• ¾ cup all-purpose flour
  • ¾ cup water
  • 1 egg
  • ¾ teaspoon sea salt
  • 1 cup scallions or chives, cut into 2-inch pieces
  • 2-3 tablespoons thinly-sliced jalapeno chiles, optional
  • 3 to 4 ounces leftover flaked fish
  • Vegetable oil, for cooking

 

Make the batter

In a large mixing bowl, beat water and egg together until evenly mixed.  Add flour and salt and beat until a smooth batter forms. Fold in scallions or chives, and chiles if using, then set aside. Note: The egg should be beaten in the water to avoid a clumpy batter.

Fry the cakes

Heat up a large skillet or griddle pan over medium-high heat, adding enough oil to just cover the bottom of the cooking surface — about two tablespoons.

When the oil begins to shimmer, pour in all of the batter, helping it to spread out evenly with a spoon so that it forms a large pancake that’s just thick enough to hold some flaked fish in place. Don’t worry if the pancake isn’t perfectly round: Just eyeball everything, aiming for a relatively even thickness.

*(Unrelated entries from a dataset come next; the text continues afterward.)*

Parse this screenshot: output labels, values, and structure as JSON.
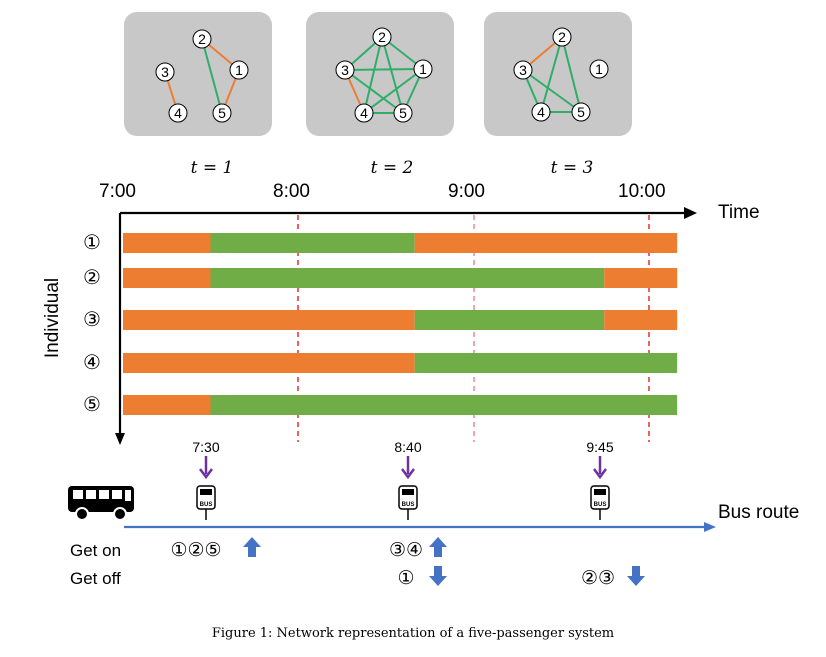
{
  "networks": [
    {
      "label": "t = 1",
      "nodes": [
        {
          "id": "1",
          "label": "①"
        },
        {
          "id": "2",
          "label": "②"
        },
        {
          "id": "3",
          "label": "③"
        },
        {
          "id": "4",
          "label": "④"
        },
        {
          "id": "5",
          "label": "⑤"
        }
      ],
      "edges": [
        {
          "from": "2",
          "to": "5",
          "state": "green"
        },
        {
          "from": "2",
          "to": "1",
          "state": "orange"
        },
        {
          "from": "1",
          "to": "5",
          "state": "orange"
        },
        {
          "from": "3",
          "to": "4",
          "state": "orange"
        }
      ]
    },
    {
      "label": "t = 2",
      "nodes": [
        {
          "id": "1",
          "label": "①"
        },
        {
          "id": "2",
          "label": "②"
        },
        {
          "id": "3",
          "label": "③"
        },
        {
          "id": "4",
          "label": "④"
        },
        {
          "id": "5",
          "label": "⑤"
        }
      ],
      "edges": [
        {
          "from": "2",
          "to": "1",
          "state": "green"
        },
        {
          "from": "2",
          "to": "3",
          "state": "green"
        },
        {
          "from": "2",
          "to": "4",
          "state": "green"
        },
        {
          "from": "2",
          "to": "5",
          "state": "green"
        },
        {
          "from": "1",
          "to": "3",
          "state": "green"
        },
        {
          "from": "1",
          "to": "4",
          "state": "green"
        },
        {
          "from": "1",
          "to": "5",
          "state": "green"
        },
        {
          "from": "3",
          "to": "5",
          "state": "green"
        },
        {
          "from": "4",
          "to": "5",
          "state": "green"
        },
        {
          "from": "3",
          "to": "4",
          "state": "orange"
        }
      ]
    },
    {
      "label": "t = 3",
      "nodes": [
        {
          "id": "1",
          "label": "①"
        },
        {
          "id": "2",
          "label": "②"
        },
        {
          "id": "3",
          "label": "③"
        },
        {
          "id": "4",
          "label": "④"
        },
        {
          "id": "5",
          "label": "⑤"
        }
      ],
      "edges": [
        {
          "from": "2",
          "to": "3",
          "state": "orange"
        },
        {
          "from": "2",
          "to": "4",
          "state": "green"
        },
        {
          "from": "2",
          "to": "5",
          "state": "green"
        },
        {
          "from": "3",
          "to": "4",
          "state": "green"
        },
        {
          "from": "3",
          "to": "5",
          "state": "green"
        },
        {
          "from": "4",
          "to": "5",
          "state": "green"
        }
      ]
    }
  ],
  "timeline": {
    "hours": [
      "7:00",
      "8:00",
      "9:00",
      "10:00"
    ],
    "axis_x_label": "Time",
    "axis_y_label": "Individual",
    "individuals": [
      {
        "label": "①",
        "segments": [
          [
            "7:00",
            "7:30",
            "orange"
          ],
          [
            "7:30",
            "8:40",
            "green"
          ],
          [
            "8:40",
            "10:10",
            "orange"
          ]
        ]
      },
      {
        "label": "②",
        "segments": [
          [
            "7:00",
            "7:30",
            "orange"
          ],
          [
            "7:30",
            "9:45",
            "green"
          ],
          [
            "9:45",
            "10:10",
            "orange"
          ]
        ]
      },
      {
        "label": "③",
        "segments": [
          [
            "7:00",
            "8:40",
            "orange"
          ],
          [
            "8:40",
            "9:45",
            "green"
          ],
          [
            "9:45",
            "10:10",
            "orange"
          ]
        ]
      },
      {
        "label": "④",
        "segments": [
          [
            "7:00",
            "8:40",
            "orange"
          ],
          [
            "8:40",
            "10:10",
            "green"
          ]
        ]
      },
      {
        "label": "⑤",
        "segments": [
          [
            "7:00",
            "7:30",
            "orange"
          ],
          [
            "7:30",
            "10:10",
            "green"
          ]
        ]
      }
    ]
  },
  "stops": [
    {
      "time": "7:30",
      "get_on": "①②⑤",
      "get_off": ""
    },
    {
      "time": "8:40",
      "get_on": "③④",
      "get_off": "①"
    },
    {
      "time": "9:45",
      "get_on": "",
      "get_off": "②③"
    }
  ],
  "labels": {
    "get_on": "Get on",
    "get_off": "Get off",
    "bus_route": "Bus route",
    "caption": "Figure 1: Network representation of a five-passenger system",
    "bus_sign": "BUS"
  },
  "colors": {
    "orange": "#ED7D31",
    "green": "#70AD47",
    "panel": "#C8C8C8",
    "red_dash": "#E02020",
    "blue": "#4472C4",
    "purple": "#7030A0"
  },
  "icons": [
    "bus-icon",
    "bus-stop-icon",
    "up-arrow-icon",
    "down-arrow-icon",
    "down-arrow-purple-icon"
  ]
}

Add fish to the top of the pancake, arranging it evenly and nestling it into the batter while the batter is still raw. Keep in mind that you’ll want this side of the pancake to lay flat once you flip it, so try to press the seafood down so that it’s just even with the batter. (You could also simplify by throwing your seafood in with the batter — try both ways and see what works best for you).

Allow the first side of the pancake to cook until it’s nice and golden with a crispy crust, taking a peek beneath it by lifting with a spatula. If it looks like it’s picking up too much color — again, you want golden, not blackened — your pan is too hot, so lower the heat and slide the pan over to a cool burner for a moment.

After about 5 minutes, carefully flip the pancake using a spatula or two. It’s a large pancake, but the scallions and seafood help give it some structure so that it is less apt to fall apart. If it breaks apart, don’t stress. Just rearrange it in the pan; the uncooked batter may very well glue it back together once it cooks.

Add another tablespoon or so of oil around the edges of the pancake once the second side just begins to set, lifting the pancake so that the oil can make its way beneath. Give the pan a shake to help distribute the oil evenly.

Allow the pancake to cook for another 5 minutes, then transfer to a cutting board.

To serve

Cut into 6 pie-shaped pieces and serve immediately alongside a fresh salad, with soy sauce or a sriracha mayo for dipping.